2. We do see the rationale behind the design choice. WhatsApp’s protocol for handling the key change is simply a trade-off between security and convenience. It is unfair to describe this as a backdoor.
There is no need to re-litigate the headline choice, but there is a need to push the industry and conversation forward. Encryption, being one of the core fundamentals of secure communications, is an important debate topic. More people have discussed, learned about and improved their understanding of key exchange because of the Guardian’s reporting, myself included. This is a good thing.
This debate, no doubt, has provided strong validation of our product roadmap and helped to reaffirm our assumptions and UI/UX choices across the Wickr product portfolio. Both Wickr Professional collaboration tools and Wickr Messenger err on the side of security, blocking communications with unverified user devices. If there are no verified devices to deliver a message to, the sender is warned of a failed delivery and is given a choice to either discard or resend. The delivery will only be successful if the recipient’s identity is properly validated. Wickr products are hardened against these risks to ensure that user messages cannot be obtained – there will not be a convenience trade-off. To this end, we have selected a market where customers must have uncompromised security and ephemerality.
While many of us did not need an event like this to motivate us build strong security, let’s hope that more and more product teams will now have a better understanding of how and why key exchange must be handled with caution and care. And also that design decisions must take into account potential attack vectors and the policy consequences of these decisions.

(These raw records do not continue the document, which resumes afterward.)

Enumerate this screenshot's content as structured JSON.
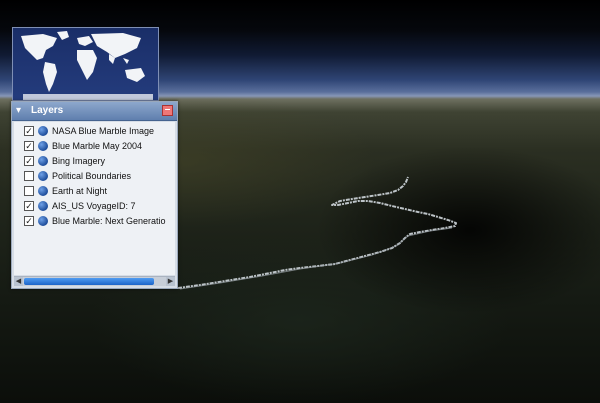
{
  "layers_panel": {
    "title": "Layers",
    "items": [
      {
        "label": "NASA Blue Marble Image",
        "checked": true
      },
      {
        "label": "Blue Marble May 2004",
        "checked": true
      },
      {
        "label": "Bing Imagery",
        "checked": true
      },
      {
        "label": "Political Boundaries",
        "checked": false
      },
      {
        "label": "Earth at Night",
        "checked": false
      },
      {
        "label": "AIS_US VoyageID: 7",
        "checked": true
      },
      {
        "label": "Blue Marble: Next Generatio",
        "checked": true
      }
    ]
  },
  "icons": {
    "title": "layers-icon",
    "close": "close-icon",
    "layer": "globe-icon",
    "scroll_left": "arrow-left-icon",
    "scroll_right": "arrow-right-icon"
  },
  "colors": {
    "title_bar": "#6f8dbb",
    "panel_bg": "#d6dde6",
    "close_button": "#e77777",
    "scroll_thumb": "#2f7be0",
    "track_line": "#cfd6dc"
  }
}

The concerns raised by Tobias Boelter and discussed among privacy advocates have also ignited an important discussion around our collective responsibility to anticipate and understand the consequences of increasingly sophisticated adversaries and unfolding policy developments.

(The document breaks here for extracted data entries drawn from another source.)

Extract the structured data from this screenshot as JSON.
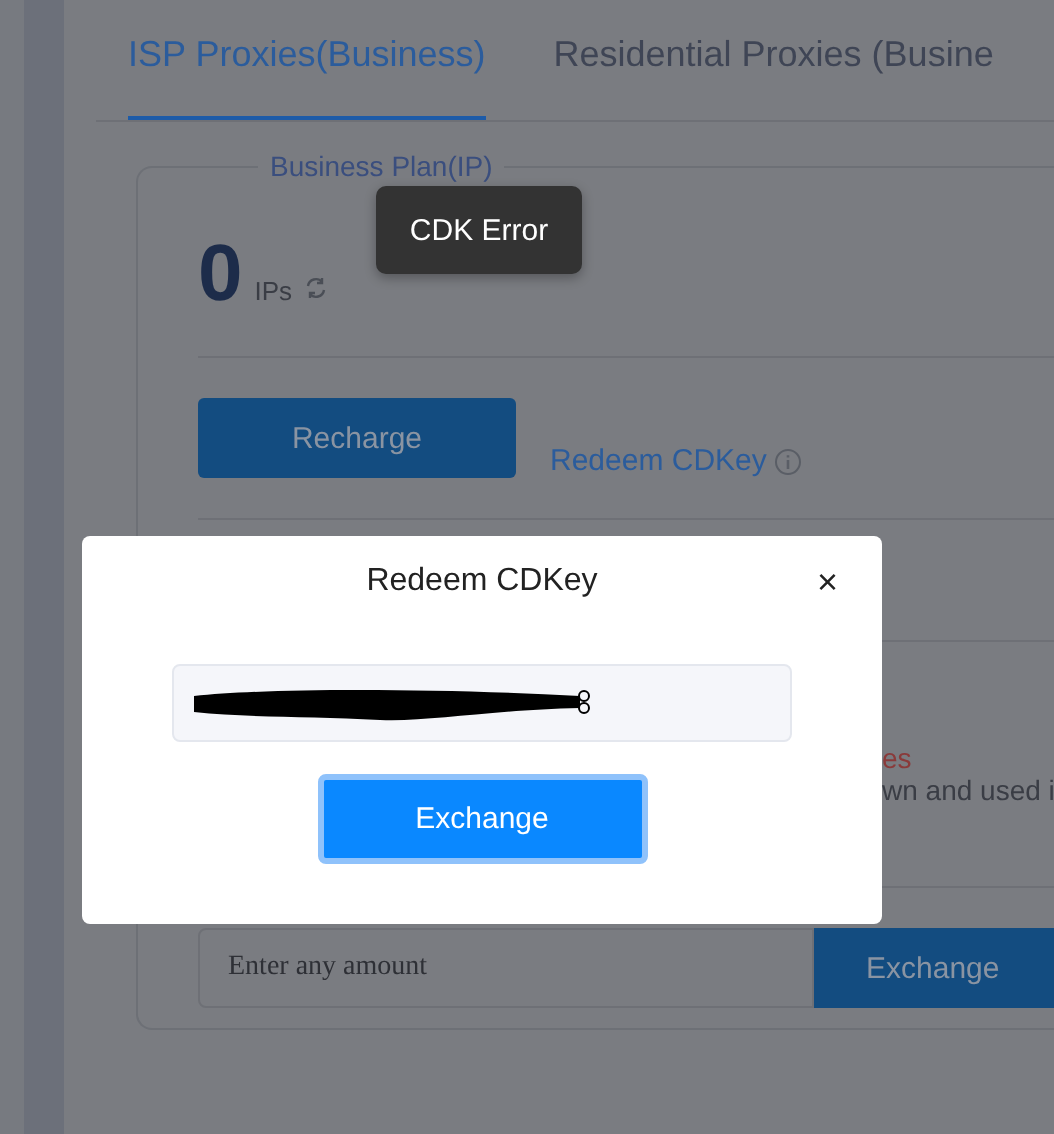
{
  "tabs": [
    {
      "label": "ISP Proxies(Business)",
      "selected": true
    },
    {
      "label": "Residential Proxies (Busine",
      "selected": false
    }
  ],
  "plan": {
    "legend": "Business Plan(IP)",
    "count": "0",
    "unit": "IPs",
    "recharge_button": "Recharge",
    "redeem_link": "Redeem CDKey",
    "notice_title": "es",
    "notice_text": "wn and used i",
    "amount_field": {
      "placeholder": "Enter any amount"
    },
    "exchange_button": "Exchange"
  },
  "tooltip": "CDK Error",
  "modal": {
    "title": "Redeem CDKey",
    "close": "×",
    "code_field": {
      "redacted": true
    },
    "exchange_button": "Exchange"
  }
}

Organizations will continue to be asked for access to encrypted user communications. either through public courts (creating a precedent) or secret proceedings. Systems that theoretically allow for data to be obtained will face a significant challenge in these scenarios. Clearly, the more companies understand the information security and policy landscape, the more thoughtful everyone’s security design and UI/UX solutions will be.

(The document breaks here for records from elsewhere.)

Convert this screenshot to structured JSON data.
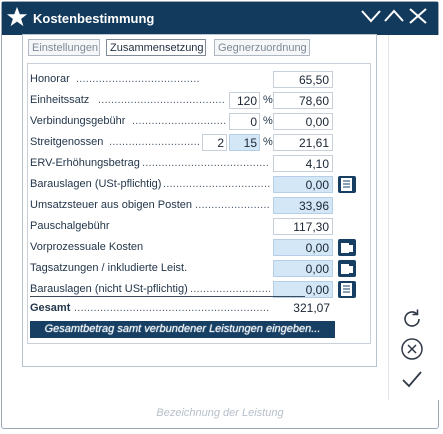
{
  "window": {
    "title": "Kostenbestimmung",
    "footer_label": "Bezeichnung der Leistung"
  },
  "tabs": [
    {
      "label": "Einstellungen",
      "active": false
    },
    {
      "label": "Zusammensetzung",
      "active": true
    },
    {
      "label": "Gegnerzuordnung",
      "active": false
    }
  ],
  "rows": {
    "honorar": {
      "label": "Honorar",
      "value": "65,50"
    },
    "einheitssatz": {
      "label": "Einheitssatz",
      "percent": "120",
      "percent_sign": "%",
      "value": "78,60"
    },
    "verbindungsgebuehr": {
      "label": "Verbindungsgebühr",
      "percent": "0",
      "percent_sign": "%",
      "value": "0,00"
    },
    "streitgenossen": {
      "label": "Streitgenossen",
      "count": "2",
      "percent": "15",
      "percent_sign": "%",
      "value": "21,61"
    },
    "erv": {
      "label": "ERV-Erhöhungsbetrag",
      "value": "4,10"
    },
    "barauslagen_ust": {
      "label": "Barauslagen (USt-pflichtig)",
      "value": "0,00"
    },
    "umsatzsteuer": {
      "label": "Umsatzsteuer aus obigen Posten",
      "value": "33,96"
    },
    "pauschalgebuehr": {
      "label": "Pauschalgebühr",
      "value": "117,30"
    },
    "vorprozessuale": {
      "label": "Vorprozessuale Kosten",
      "value": "0,00"
    },
    "tagsatzungen": {
      "label": "Tagsatzungen / inkludierte Leist.",
      "value": "0,00"
    },
    "barauslagen_nicht": {
      "label": "Barauslagen (nicht USt-pflichtig)",
      "value": "0,00"
    },
    "gesamt": {
      "label": "Gesamt",
      "value": "321,07"
    }
  },
  "actions": {
    "gesamtbetrag_button": "Gesamtbetrag samt verbundener Leistungen eingeben..."
  },
  "colors": {
    "titlebar": "#123a5c",
    "accent_field": "#d4e7f7",
    "button": "#163f63"
  }
}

While no one can claim the right answers here, the issue is of particular concern to all focused on protecting user privacy. As the Apple case demonstrated last year, it matters greatly how global companies build technology and whether they possess the information or capability the governments are seeking. It has clearly showed that one local case has the potential to create a precedent and change the privacy balance not only in the US, but globally. For all of us.